Most men I know who have what they'd consider a best friend, consider that person a best friend because that's someone they could count on for something tangible. For example I have quite a few friends, but maybe only 2-3 that I know I could call pretty much any time and they'd help me out. One of them has actually driven several hundred miles to help me out before. And yet I still rarely remember the correct day for his birthday. I couldn't tell you his favorite movie, nor could he say mine. But we both know that if we're in some shit, whether that shit is being wrecked on the side of the road or getting ditched in the middle of nowhere by some psycho bitch in another state and needing a ride, we could call each other and we'd do what we could to help.
 
One thing about male friendship is that for a lot of guys, it lasts so long as the two men are single and that when you marry and especially after you have kids, you are socially expected to severe all ties with the outside world and dedicate yourself entirely onto your kids and your wife but especially your kids.

It ties into the idea of the wife/kids as the endgame and that any "friends" a man is allowed to have must either be blood relatives (IE a brother or cousin) or in-laws.

Also, the "Crabs in a bucket" scenario is especially true with men, just like it is with women. It's why the incel meme was able to take off like it did and why the whole "Men Going their Own Way" thing sprung up as an alternative to the incel path; there is an inherent notion that a man's sole gig in life is to get married and make the marriage their whole world and the bitterness that happens when you are the odd man out with no wife or kid makes you a bitter freak with at best fair weather friends (incel) or cause you to become the insufferable "confirmed bachelor" single guy who won't marry because <insert marriage/divorce horror story or statistic here> and how you are more "happy" by yourself than risking <insert marriage/divorce horror story or statistic here> (MGTOW).
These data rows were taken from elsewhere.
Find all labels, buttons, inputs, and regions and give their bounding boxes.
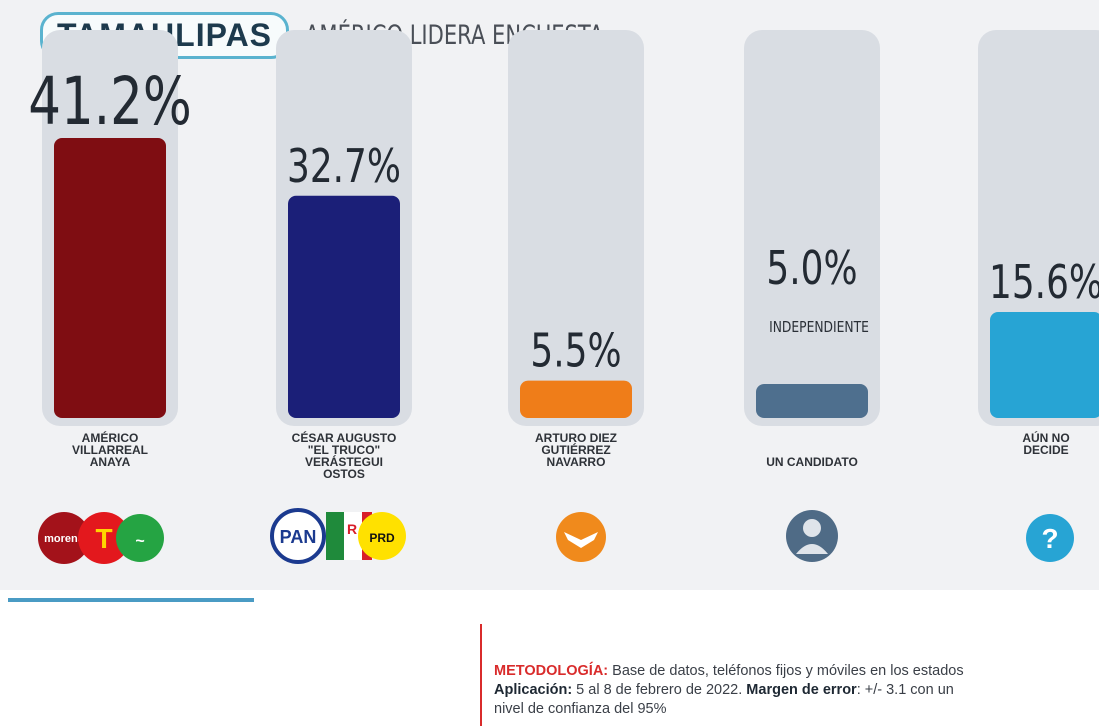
bar-value-label: 15.6% <box>989 256 1099 310</box>
party-logos-icon: morena T ~ <box>38 512 164 564</box>
bar-track <box>744 30 880 426</box>
bar-value-label: 5.0% <box>766 242 857 296</box>
svg-text:~: ~ <box>135 533 144 550</box>
svg-text:?: ? <box>1041 523 1058 554</box>
person-icon <box>786 510 838 562</box>
svg-text:T: T <box>95 523 112 554</box>
application-dates: 5 al 8 de febrero de 2022. <box>572 682 747 698</box>
candidate-name-line: ARTURO DIEZ <box>535 431 617 445</box>
candidate-name: UN CANDIDATO <box>727 456 897 468</box>
candidate-name-line: NAVARRO <box>546 455 606 469</box>
methodology-text: METODOLOGÍA: Base de datos, teléfonos fi… <box>494 662 1099 719</box>
bar <box>990 311 1099 418</box>
methodology-body: Base de datos, teléfonos fijos y móviles… <box>608 663 964 679</box>
accent-underline <box>8 598 254 602</box>
candidate-name: AÚN NO DECIDE <box>961 432 1099 456</box>
svg-text:morena: morena <box>44 533 85 545</box>
candidate-name: AMÉRICO VILLARREAL ANAYA <box>25 432 195 468</box>
confidence-level: nivel de confianza del 95% <box>494 701 667 717</box>
methodology-box: METODOLOGÍA: Base de datos, teléfonos fi… <box>480 624 1099 726</box>
candidate-name-line: UN CANDIDATO <box>766 455 858 469</box>
bar-chart: 41.2% 32.7% 5.5% 5.0% 15.6% <box>28 30 1099 426</box>
candidate-name-line: ANAYA <box>89 455 131 469</box>
candidate-name-line: AMÉRICO <box>81 431 139 445</box>
question-icon: ? <box>1026 514 1074 562</box>
question-mark-icon: ? <box>1024 512 1076 564</box>
candidate-name-line: DECIDE <box>1023 443 1069 457</box>
person-silhouette-icon <box>786 508 838 564</box>
candidate-name: ARTURO DIEZ GUTIÉRREZ NAVARRO <box>491 432 661 468</box>
morena-pt-pvem-logos: morena T ~ <box>36 506 166 564</box>
bar-value-label: 41.2% <box>28 63 192 140</box>
application-label: Aplicación: <box>494 682 573 698</box>
bar-track <box>508 30 644 426</box>
margin-label: Margen de error <box>746 682 857 698</box>
mc-eagle-icon <box>556 512 606 562</box>
bar <box>520 380 632 418</box>
bar <box>54 138 166 418</box>
bar <box>756 384 868 418</box>
pan-pri-prd-logos: PAN R PRD <box>270 506 410 564</box>
candidate-name-line: "EL TRUCO" <box>307 443 381 457</box>
svg-text:R: R <box>347 521 357 537</box>
candidate-name-line: AÚN NO <box>1022 431 1070 445</box>
candidate-name: CÉSAR AUGUSTO "EL TRUCO" VERÁSTEGUI OSTOS <box>259 432 429 480</box>
candidate-name-line: CÉSAR AUGUSTO <box>291 431 397 445</box>
candidate-name-line: VILLARREAL <box>72 443 148 457</box>
movimiento-ciudadano-logo <box>554 510 608 564</box>
independent-label: INDEPENDIENTE <box>769 318 869 336</box>
svg-text:PAN: PAN <box>280 527 317 547</box>
candidate-name-line: OSTOS <box>323 467 365 481</box>
svg-text:PRD: PRD <box>369 531 395 545</box>
candidate-name-line: VERÁSTEGUI <box>304 455 383 469</box>
bar <box>288 195 400 418</box>
candidate-name-line: GUTIÉRREZ <box>541 443 611 457</box>
party-logos-icon: PAN R PRD <box>270 508 406 564</box>
methodology-label: METODOLOGÍA: <box>494 663 609 679</box>
bar-value-label: 32.7% <box>287 139 401 193</box>
margin-value: : +/- 3.1 con un <box>856 682 954 698</box>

So you either rage at not being allowed access to the means of reproduction or go the MGTOW route, which is to cope with the idea that marriage/fatherhood is a shrill shrieking lie and surround yourself with horror stories from your friends who's marriages turned into nightmares that ended in divorce and poverty inducing alimony/child support payments with little to no access to their kids and divorce statistics that allow you to claim "you aren't playing the rigged game" and live the quiet discontented life of a bachelor with money but no one close to you to show for it.